The matching is determined by the MxN match_quality_matrix, that characterizes how well each (ground-truth, prediction)-pair match each other. For example, if the elements are boxes, this matrix may contain box intersection-over-union overlap values.

The matcher returns (a) a vector of length N containing the index of the ground-truth element m in [0, M) that matches to prediction n in [0, N). (b) a vector of length N containing the labels for each prediction.

Arguments:

  • thresholds: a list of thresholds used to stratify predictions into levels.

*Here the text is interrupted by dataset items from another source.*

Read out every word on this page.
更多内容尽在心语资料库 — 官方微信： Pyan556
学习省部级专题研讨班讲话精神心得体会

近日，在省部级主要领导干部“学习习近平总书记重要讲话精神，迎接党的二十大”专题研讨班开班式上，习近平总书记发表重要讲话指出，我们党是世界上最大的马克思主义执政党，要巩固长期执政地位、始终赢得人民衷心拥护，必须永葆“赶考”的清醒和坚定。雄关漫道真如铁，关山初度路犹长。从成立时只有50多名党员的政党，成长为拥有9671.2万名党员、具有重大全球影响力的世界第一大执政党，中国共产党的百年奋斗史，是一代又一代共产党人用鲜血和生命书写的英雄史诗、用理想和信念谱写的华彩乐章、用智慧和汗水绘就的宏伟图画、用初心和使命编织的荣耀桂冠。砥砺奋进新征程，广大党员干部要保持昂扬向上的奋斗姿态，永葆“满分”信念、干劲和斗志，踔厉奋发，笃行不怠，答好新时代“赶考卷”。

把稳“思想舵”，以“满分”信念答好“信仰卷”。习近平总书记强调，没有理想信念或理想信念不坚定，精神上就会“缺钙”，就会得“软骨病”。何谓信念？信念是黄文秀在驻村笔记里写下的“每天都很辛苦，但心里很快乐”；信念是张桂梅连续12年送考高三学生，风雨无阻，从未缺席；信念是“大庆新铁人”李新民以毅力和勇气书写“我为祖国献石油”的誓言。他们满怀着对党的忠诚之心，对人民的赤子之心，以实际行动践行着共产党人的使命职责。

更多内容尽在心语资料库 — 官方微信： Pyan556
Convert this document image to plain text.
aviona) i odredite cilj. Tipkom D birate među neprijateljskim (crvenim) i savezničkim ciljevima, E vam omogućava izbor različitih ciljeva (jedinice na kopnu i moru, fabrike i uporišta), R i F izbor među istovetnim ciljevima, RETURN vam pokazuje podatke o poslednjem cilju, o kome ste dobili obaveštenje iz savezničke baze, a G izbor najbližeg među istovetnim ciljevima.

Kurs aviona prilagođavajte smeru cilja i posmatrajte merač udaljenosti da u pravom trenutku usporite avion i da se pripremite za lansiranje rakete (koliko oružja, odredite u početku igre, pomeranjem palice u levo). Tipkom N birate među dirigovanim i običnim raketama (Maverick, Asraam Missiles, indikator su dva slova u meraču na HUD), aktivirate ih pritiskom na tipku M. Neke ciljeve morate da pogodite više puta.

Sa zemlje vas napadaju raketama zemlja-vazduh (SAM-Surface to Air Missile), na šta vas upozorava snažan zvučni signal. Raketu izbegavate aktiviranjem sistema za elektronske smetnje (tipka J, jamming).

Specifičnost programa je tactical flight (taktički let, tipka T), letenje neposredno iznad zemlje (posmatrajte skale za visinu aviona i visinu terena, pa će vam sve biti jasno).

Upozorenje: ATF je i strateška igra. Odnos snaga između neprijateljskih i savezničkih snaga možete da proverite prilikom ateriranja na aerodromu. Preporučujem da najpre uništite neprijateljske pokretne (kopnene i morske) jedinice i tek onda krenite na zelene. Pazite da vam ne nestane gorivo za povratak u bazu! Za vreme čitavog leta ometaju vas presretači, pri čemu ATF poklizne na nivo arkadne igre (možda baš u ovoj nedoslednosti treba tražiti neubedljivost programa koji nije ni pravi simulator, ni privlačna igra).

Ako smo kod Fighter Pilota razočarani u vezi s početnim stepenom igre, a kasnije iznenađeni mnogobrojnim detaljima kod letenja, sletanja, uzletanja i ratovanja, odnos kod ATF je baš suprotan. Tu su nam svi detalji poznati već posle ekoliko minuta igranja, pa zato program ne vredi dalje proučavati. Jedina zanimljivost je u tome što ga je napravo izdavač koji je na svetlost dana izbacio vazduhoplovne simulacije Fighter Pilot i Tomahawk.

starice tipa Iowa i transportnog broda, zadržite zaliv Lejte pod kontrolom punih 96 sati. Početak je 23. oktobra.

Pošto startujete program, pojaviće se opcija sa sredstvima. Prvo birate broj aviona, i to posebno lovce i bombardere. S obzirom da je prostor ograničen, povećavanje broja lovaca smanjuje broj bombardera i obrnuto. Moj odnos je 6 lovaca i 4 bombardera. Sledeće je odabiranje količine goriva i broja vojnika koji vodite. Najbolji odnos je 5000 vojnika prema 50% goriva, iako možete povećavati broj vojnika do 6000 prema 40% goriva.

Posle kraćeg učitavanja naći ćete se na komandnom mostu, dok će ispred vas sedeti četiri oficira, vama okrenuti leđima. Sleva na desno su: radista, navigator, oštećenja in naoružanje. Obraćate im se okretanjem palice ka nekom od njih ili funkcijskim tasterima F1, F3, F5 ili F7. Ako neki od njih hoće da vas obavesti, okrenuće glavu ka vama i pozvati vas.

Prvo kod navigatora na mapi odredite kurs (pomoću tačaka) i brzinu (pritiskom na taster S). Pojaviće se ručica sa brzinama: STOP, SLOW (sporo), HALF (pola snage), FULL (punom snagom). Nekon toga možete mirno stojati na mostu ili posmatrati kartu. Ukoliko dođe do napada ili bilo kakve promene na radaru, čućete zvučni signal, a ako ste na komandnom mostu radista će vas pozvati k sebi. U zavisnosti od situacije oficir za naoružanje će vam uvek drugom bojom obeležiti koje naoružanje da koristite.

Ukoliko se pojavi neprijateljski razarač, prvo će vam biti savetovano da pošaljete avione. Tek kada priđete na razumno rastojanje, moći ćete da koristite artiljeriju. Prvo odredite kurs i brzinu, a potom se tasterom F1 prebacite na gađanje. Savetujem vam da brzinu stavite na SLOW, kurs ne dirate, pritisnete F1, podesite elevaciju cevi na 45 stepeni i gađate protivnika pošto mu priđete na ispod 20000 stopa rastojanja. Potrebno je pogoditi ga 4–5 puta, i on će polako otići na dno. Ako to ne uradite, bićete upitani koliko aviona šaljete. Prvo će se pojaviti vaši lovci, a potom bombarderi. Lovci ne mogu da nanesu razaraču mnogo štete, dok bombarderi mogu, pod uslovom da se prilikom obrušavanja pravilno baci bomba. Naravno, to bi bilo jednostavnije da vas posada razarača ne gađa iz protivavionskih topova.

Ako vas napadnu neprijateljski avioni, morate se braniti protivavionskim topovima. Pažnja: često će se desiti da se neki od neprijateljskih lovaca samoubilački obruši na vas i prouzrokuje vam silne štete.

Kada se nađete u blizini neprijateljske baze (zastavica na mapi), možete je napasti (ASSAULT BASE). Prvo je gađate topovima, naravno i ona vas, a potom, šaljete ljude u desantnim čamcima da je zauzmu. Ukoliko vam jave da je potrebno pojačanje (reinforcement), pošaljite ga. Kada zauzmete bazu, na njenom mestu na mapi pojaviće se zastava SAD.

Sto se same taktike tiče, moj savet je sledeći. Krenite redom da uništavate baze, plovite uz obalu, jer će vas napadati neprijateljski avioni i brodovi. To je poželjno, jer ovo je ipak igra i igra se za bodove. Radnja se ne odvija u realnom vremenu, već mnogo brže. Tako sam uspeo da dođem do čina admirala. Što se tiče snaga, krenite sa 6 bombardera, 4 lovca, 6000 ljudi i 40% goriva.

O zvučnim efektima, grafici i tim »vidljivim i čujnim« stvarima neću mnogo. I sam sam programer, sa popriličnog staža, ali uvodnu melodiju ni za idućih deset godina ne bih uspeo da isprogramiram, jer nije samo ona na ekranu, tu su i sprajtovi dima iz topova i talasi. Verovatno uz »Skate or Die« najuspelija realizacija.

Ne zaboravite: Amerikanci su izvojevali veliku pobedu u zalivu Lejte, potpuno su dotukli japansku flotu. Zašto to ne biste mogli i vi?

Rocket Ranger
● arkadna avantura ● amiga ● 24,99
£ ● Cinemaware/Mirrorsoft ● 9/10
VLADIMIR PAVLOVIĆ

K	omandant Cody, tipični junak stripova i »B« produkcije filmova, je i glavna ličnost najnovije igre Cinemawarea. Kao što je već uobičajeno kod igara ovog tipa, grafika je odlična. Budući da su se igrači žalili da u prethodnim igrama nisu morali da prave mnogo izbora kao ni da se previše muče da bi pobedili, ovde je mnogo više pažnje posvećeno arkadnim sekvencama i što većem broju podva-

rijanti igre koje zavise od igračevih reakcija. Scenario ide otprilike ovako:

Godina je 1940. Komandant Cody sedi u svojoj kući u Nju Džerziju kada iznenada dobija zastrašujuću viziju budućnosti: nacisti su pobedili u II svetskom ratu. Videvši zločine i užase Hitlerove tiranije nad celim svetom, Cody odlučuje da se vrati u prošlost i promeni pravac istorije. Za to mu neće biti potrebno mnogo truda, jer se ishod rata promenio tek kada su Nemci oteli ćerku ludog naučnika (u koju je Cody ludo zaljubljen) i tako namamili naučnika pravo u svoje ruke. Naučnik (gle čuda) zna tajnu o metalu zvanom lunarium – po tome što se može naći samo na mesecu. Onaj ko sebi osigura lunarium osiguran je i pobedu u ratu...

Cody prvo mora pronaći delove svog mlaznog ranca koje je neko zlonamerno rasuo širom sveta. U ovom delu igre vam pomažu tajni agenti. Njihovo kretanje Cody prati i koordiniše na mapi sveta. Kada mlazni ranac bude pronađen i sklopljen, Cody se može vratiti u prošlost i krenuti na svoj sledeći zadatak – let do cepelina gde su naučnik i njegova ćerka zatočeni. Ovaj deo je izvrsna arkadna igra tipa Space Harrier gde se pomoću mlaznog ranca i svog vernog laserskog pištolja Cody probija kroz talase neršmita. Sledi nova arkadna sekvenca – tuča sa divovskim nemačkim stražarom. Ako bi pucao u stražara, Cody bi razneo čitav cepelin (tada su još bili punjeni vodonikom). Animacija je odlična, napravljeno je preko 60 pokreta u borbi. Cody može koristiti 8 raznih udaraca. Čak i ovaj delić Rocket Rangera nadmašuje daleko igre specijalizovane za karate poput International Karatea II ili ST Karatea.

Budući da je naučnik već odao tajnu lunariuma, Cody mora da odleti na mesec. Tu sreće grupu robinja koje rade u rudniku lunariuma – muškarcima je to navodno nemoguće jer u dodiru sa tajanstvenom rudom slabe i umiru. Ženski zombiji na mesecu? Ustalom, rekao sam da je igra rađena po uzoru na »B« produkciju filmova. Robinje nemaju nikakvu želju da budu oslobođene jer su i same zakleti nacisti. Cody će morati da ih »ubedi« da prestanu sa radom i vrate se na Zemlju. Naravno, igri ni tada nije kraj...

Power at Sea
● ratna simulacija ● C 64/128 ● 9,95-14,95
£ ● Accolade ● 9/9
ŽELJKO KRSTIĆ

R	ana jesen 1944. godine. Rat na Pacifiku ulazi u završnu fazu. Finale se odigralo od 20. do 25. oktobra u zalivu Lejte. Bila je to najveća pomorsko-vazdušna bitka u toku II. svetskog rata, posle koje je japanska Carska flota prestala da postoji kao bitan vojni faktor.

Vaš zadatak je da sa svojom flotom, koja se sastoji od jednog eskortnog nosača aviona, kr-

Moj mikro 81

  • labels: a list of values to label predictions belonging at each level. A label can be one of {-1, 0, 1} signifying {ignore, negative class, positive class}, respectively.

  • allow_low_quality_matches: if True, produce additional matches for predictions with maximum match quality lower than high_threshold. See set_low_quality_matches_ for more details.

Example:

thresholds = [0.3, 0.5] labels = [0, -1, 1] All predictions with iou < 0.3 will be marked with 0 and thus will be considered as false positives while training. All predictions with 0.3 <= iou < 0.5 will be marked with -1 and thus will be ignored. All predictions with 0.5 <= iou will be marked with 1 and thus will be considered as true positives.